E-mail appending is where a direct mailer's house file of postal addresses is matched to a file of supposedly opted-in e-mail addresses to add e-mail addresses to the postal records. Industry-wide, matches are said to be 5 percent to 10 percent, depending on the quality of the file.

Yesmail claims its file will achieve 15 percent to 20 percent match rates.

Demand for e-mail appending has spiked recently because customers who do business through multiple channels are known to spend more, and with marketing budgets still slashed, businesses are trying to shift their contact with customers to the fastest and cheapest channel.

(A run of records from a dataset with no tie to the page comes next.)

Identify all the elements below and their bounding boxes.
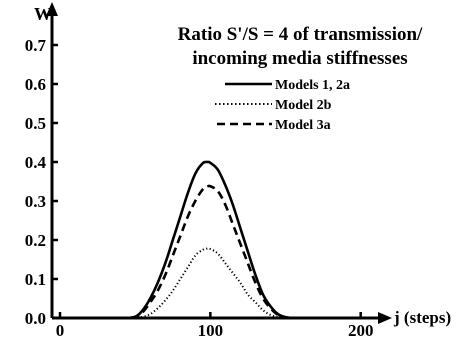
y-axis-arrow <box>46 2 58 16</box>
y-tick-label: 0.4 <box>25 153 47 172</box>
y-axis-label: W <box>34 4 52 24</box>
y-tick-label: 0.5 <box>25 114 46 133</box>
legend-label-model-3a: Model 3a <box>275 118 331 133</box>
chart-title-line-2: incoming media stiffnesses <box>192 48 407 69</box>
legend-label-model-2b: Model 2b <box>275 98 332 113</box>
y-tick-label: 0.7 <box>25 36 47 55</box>
x-tick-label: 100 <box>198 321 224 340</box>
ticks: 0.0 0.1 0.2 0.3 0.4 0.5 0.6 0.7 0 100 200 <box>25 36 374 340</box>
legend-label-models-1-2a: Models 1, 2a <box>275 78 350 93</box>
y-tick-label: 0.0 <box>25 309 46 328</box>
legend: Models 1, 2a Model 2b Model 3a <box>215 78 350 133</box>
x-tick-label: 200 <box>348 321 374 340</box>
x-tick-label: 0 <box>56 321 65 340</box>
y-tick-label: 0.6 <box>25 75 46 94</box>
y-tick-label: 0.1 <box>25 270 46 289</box>
y-tick-label: 0.2 <box>25 231 46 250</box>
series <box>105 160 316 320</box>
series-line-dashed <box>105 184 316 320</box>
chart-title-line-1: Ratio S'/S = 4 of transmission/ <box>178 24 423 45</box>
y-tick-label: 0.3 <box>25 192 46 211</box>
x-axis-arrow <box>378 312 392 324</box>
x-axis-label: j (steps) <box>393 308 451 327</box>
series-line-dotted <box>105 247 316 320</box>
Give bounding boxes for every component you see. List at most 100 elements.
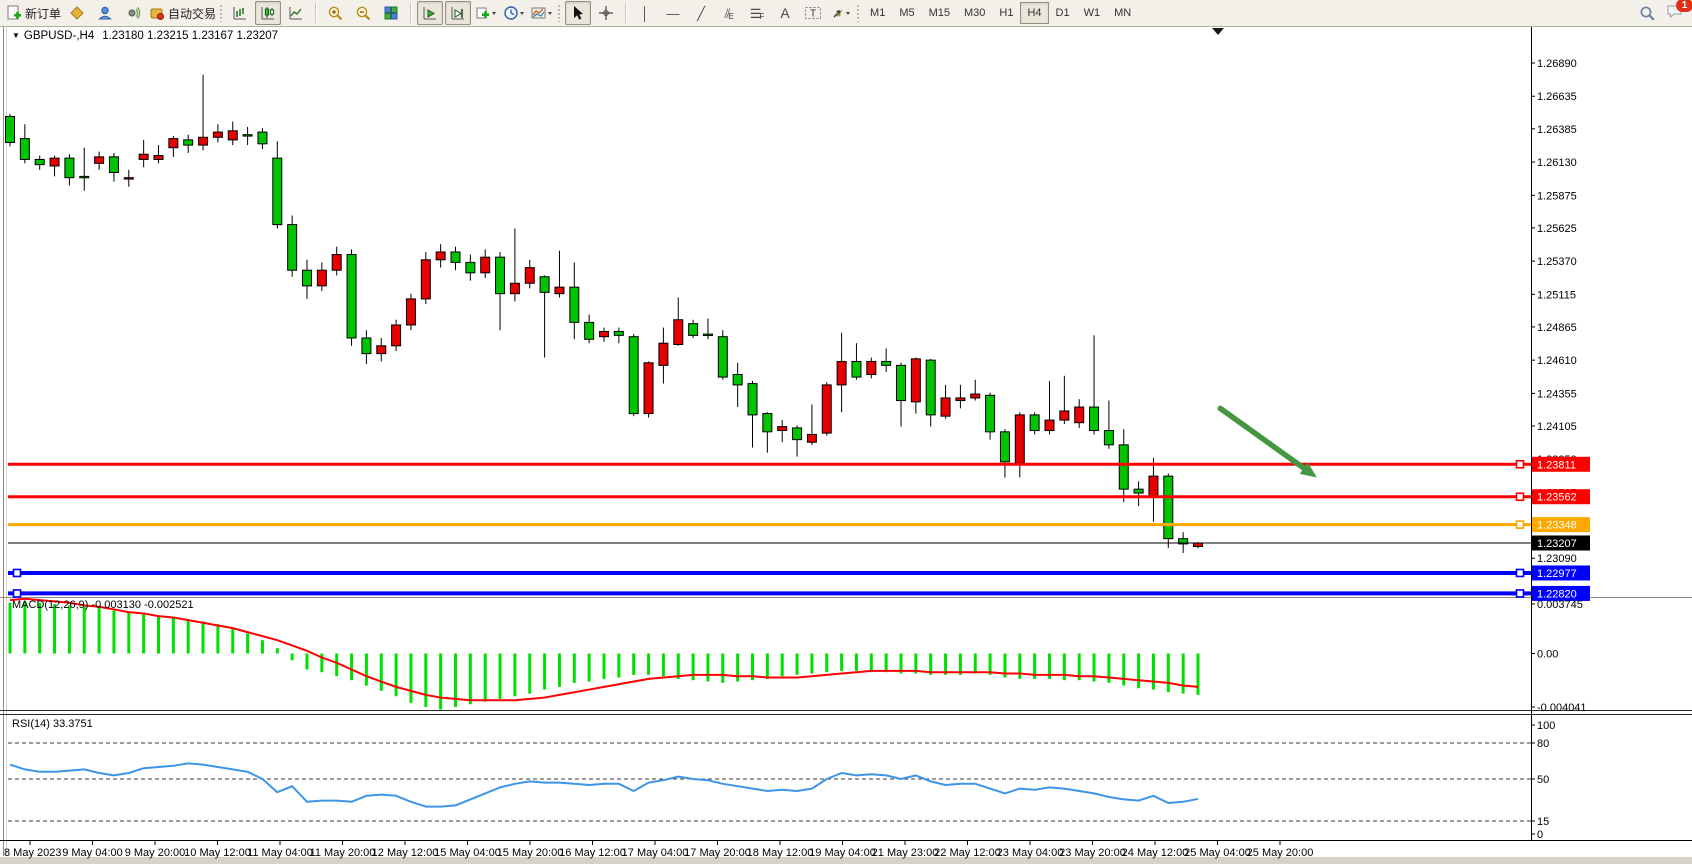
cursor-button[interactable] (565, 1, 592, 25)
add-indicator-button[interactable] (473, 1, 499, 25)
auto-trading-button[interactable]: 自动交易 (148, 1, 217, 25)
candle-body (702, 333, 713, 336)
hline-handle[interactable] (1515, 459, 1525, 469)
time-tick-label: 18 May 12:00 (747, 847, 814, 859)
candle-body (881, 360, 892, 366)
hline-handle[interactable] (1515, 589, 1525, 598)
candle-body (64, 157, 75, 179)
timeframe-button-m5[interactable]: M5 (899, 7, 915, 19)
candle-body (970, 393, 981, 399)
equidistant-channel-button[interactable]: ⫽ E (724, 5, 734, 21)
price-tick-label: 1.25370 (1537, 256, 1577, 268)
time-tick-label: 16 May 12:00 (559, 847, 626, 859)
toolbar-grip[interactable] (856, 4, 861, 22)
timeframe-button-m1[interactable]: M1 (870, 7, 886, 19)
candlestick-chart-button[interactable] (255, 1, 282, 25)
chart-gold-button[interactable] (64, 1, 90, 25)
hline-handle[interactable] (12, 568, 22, 578)
time-tick-label: 22 May 12:00 (934, 847, 1001, 859)
hline-handle[interactable] (1515, 492, 1525, 502)
zoom-out-icon (356, 6, 370, 20)
price-tick-label: 1.23090 (1537, 553, 1577, 565)
crosshair-button[interactable] (593, 1, 619, 25)
toolbar-grip[interactable] (219, 4, 224, 22)
time-tick-label: 10 May 12:00 (184, 847, 251, 859)
chart-ohlc-values: 1.23180 1.23215 1.23167 1.23207 (102, 30, 279, 42)
candle-body (287, 224, 298, 271)
rsi-scale-label: 0 (1537, 829, 1543, 841)
zoom-in-button[interactable] (322, 1, 348, 25)
candle-body (896, 364, 906, 402)
text-label-button[interactable]: T (800, 1, 826, 25)
candle-body (1074, 406, 1085, 424)
chart-gold-icon (70, 6, 84, 20)
chart-template-icon (531, 7, 553, 19)
line-chart-button[interactable] (283, 1, 309, 25)
notifications-button[interactable]: 1 (1666, 0, 1692, 24)
svg-text:1.22977: 1.22977 (1537, 568, 1577, 580)
fibonacci-button[interactable]: ☰ F (749, 5, 765, 21)
hline-handle[interactable] (1515, 568, 1525, 578)
horizontal-lines (8, 459, 1531, 598)
trend-arrow-annotation[interactable] (1217, 405, 1317, 478)
price-label-1.23811: 1.23811 (1532, 456, 1590, 472)
candle-body (999, 431, 1010, 463)
toolbar: 新订单 自动交易 (0, 0, 1692, 27)
step-forward-button[interactable] (445, 1, 472, 25)
arrows-tool-button[interactable] (828, 1, 854, 25)
tile-windows-button[interactable] (378, 1, 404, 25)
candle-body (1014, 414, 1025, 464)
macd-indicator-label: MACD(12,26,9) -0.003130 -0.002521 (12, 599, 194, 611)
profile-button[interactable] (92, 1, 118, 25)
timeframe-button-mn[interactable]: MN (1114, 7, 1132, 19)
zoom-in-icon (328, 6, 342, 20)
chart-template-button[interactable] (529, 1, 555, 25)
market-watch-button[interactable] (120, 1, 146, 25)
tile-windows-icon (384, 6, 398, 20)
hline-handle[interactable] (1515, 520, 1525, 529)
timeframe-button-h1[interactable]: H1 (999, 7, 1014, 19)
candle-body (940, 397, 951, 417)
time-tick-label: 23 May 20:00 (1059, 847, 1126, 859)
candle-body (34, 158, 45, 166)
chart-shift-marker-icon[interactable] (1212, 28, 1224, 35)
horizontal-line-button[interactable]: — (666, 5, 680, 21)
vertical-line-button[interactable]: │ (640, 5, 650, 21)
new-order-button[interactable]: 新订单 (5, 1, 62, 25)
chart-background (0, 26, 1692, 864)
timeframe-button-m15[interactable]: M15 (928, 7, 950, 19)
candle-body (405, 298, 416, 326)
timeframe-button-h4[interactable]: H4 (1020, 2, 1049, 24)
step-back-button[interactable] (417, 1, 444, 25)
candle-body (227, 130, 238, 141)
time-tick-label: 11 May 20:00 (310, 847, 376, 859)
svg-text:1.23348: 1.23348 (1537, 520, 1577, 532)
step-back-icon (423, 7, 437, 20)
candle-body (658, 342, 669, 366)
candle-body (153, 155, 164, 160)
time-tick-label: 23 May 04:00 (997, 847, 1064, 859)
price-tick-label: 1.25115 (1537, 289, 1576, 301)
candle-body (717, 336, 728, 378)
trendline-button[interactable]: ╱ (697, 5, 705, 21)
window-bottom-strip (0, 857, 1692, 864)
search-icon[interactable] (1639, 5, 1656, 22)
timeframe-button-m30[interactable]: M30 (964, 7, 986, 19)
time-tick-label: 21 May 23:00 (872, 847, 939, 859)
hline-handle[interactable] (12, 589, 22, 598)
chart-collapse-icon[interactable]: ▼ (12, 31, 20, 40)
candle-body (732, 373, 743, 386)
svg-text:1.23811: 1.23811 (1537, 459, 1576, 471)
timeframe-button-d1[interactable]: D1 (1055, 7, 1070, 19)
timeframe-button-w1[interactable]: W1 (1083, 7, 1101, 19)
bar-chart-button[interactable] (227, 1, 253, 25)
zoom-out-button[interactable] (350, 1, 376, 25)
timeframe-clock-button[interactable] (501, 1, 527, 25)
candle-body (79, 175, 90, 179)
text-button[interactable]: A (780, 5, 790, 21)
price-axis[interactable]: 1.26890 1.26635 1.26385 1.26130 1.25875 1.256… (1531, 58, 1590, 601)
toolbar-grip[interactable] (557, 4, 562, 22)
candle-body (5, 115, 15, 143)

However, appending is considered by many in and out of marketing as marketers' way of saying it's OK to spam as long as it's only done once. Others contend that appending is fine as long as an offline relationship exists with the person being contacted and they have a chance to opt out of future e-mail contact. But privacy advocates argue that the existence of an offline relationship with a customer is meaningless and that without opt-in permission to contact a customer via e-mail, any e-mail sent to an appended e-mail address is spam.

Also, though multichannel buyers are known to spend more, it doesn't necessarily follow that a marketer can make a customer spend more simply by adding an e-mail address to their file.

In any case, the Direct Marketing Association's Association for Interactive Marketing last month signaled that the industry is moving full-speed ahead with appending when it released a document outlining what it considers best practices for e-mail appending at the DMA/AIM Conference & Exhibition in New York.

Yesmail claims its service exceeds those guidelines.

Yesmail thinks its experience in e-mail retention marketing will help it overcome some of e-mail appending's perceived shortcomings.

“You can't just pluck a name off a list and think that's adding value,” said David Menzel, president/CEO of Yesmail, Chicago. “We intend to manage this database with the same standards with respect to permission and privacy as we've managed the Yesmail file.”

He estimated that Yesmail's clients have on average the e-mail addresses of 10 percent of their customers.

Menzel added that the initial match rate of the appending process is not the key issue.

“The issue is how effective your retention-based e-mail is,” he said. “That's where our expertise comes in.”

Yesmail began to position itself as a CRM/e-mail retention-marketing services provider in August 2001 after the business-to-consumer e-mail list rental business began drying up.

Yesmail plans to charge 25 cents to 75 cents per matched name for its appending service depending on quantity, with no run fees or setup charges. The company claims it will turnaround file matches within 48 hours.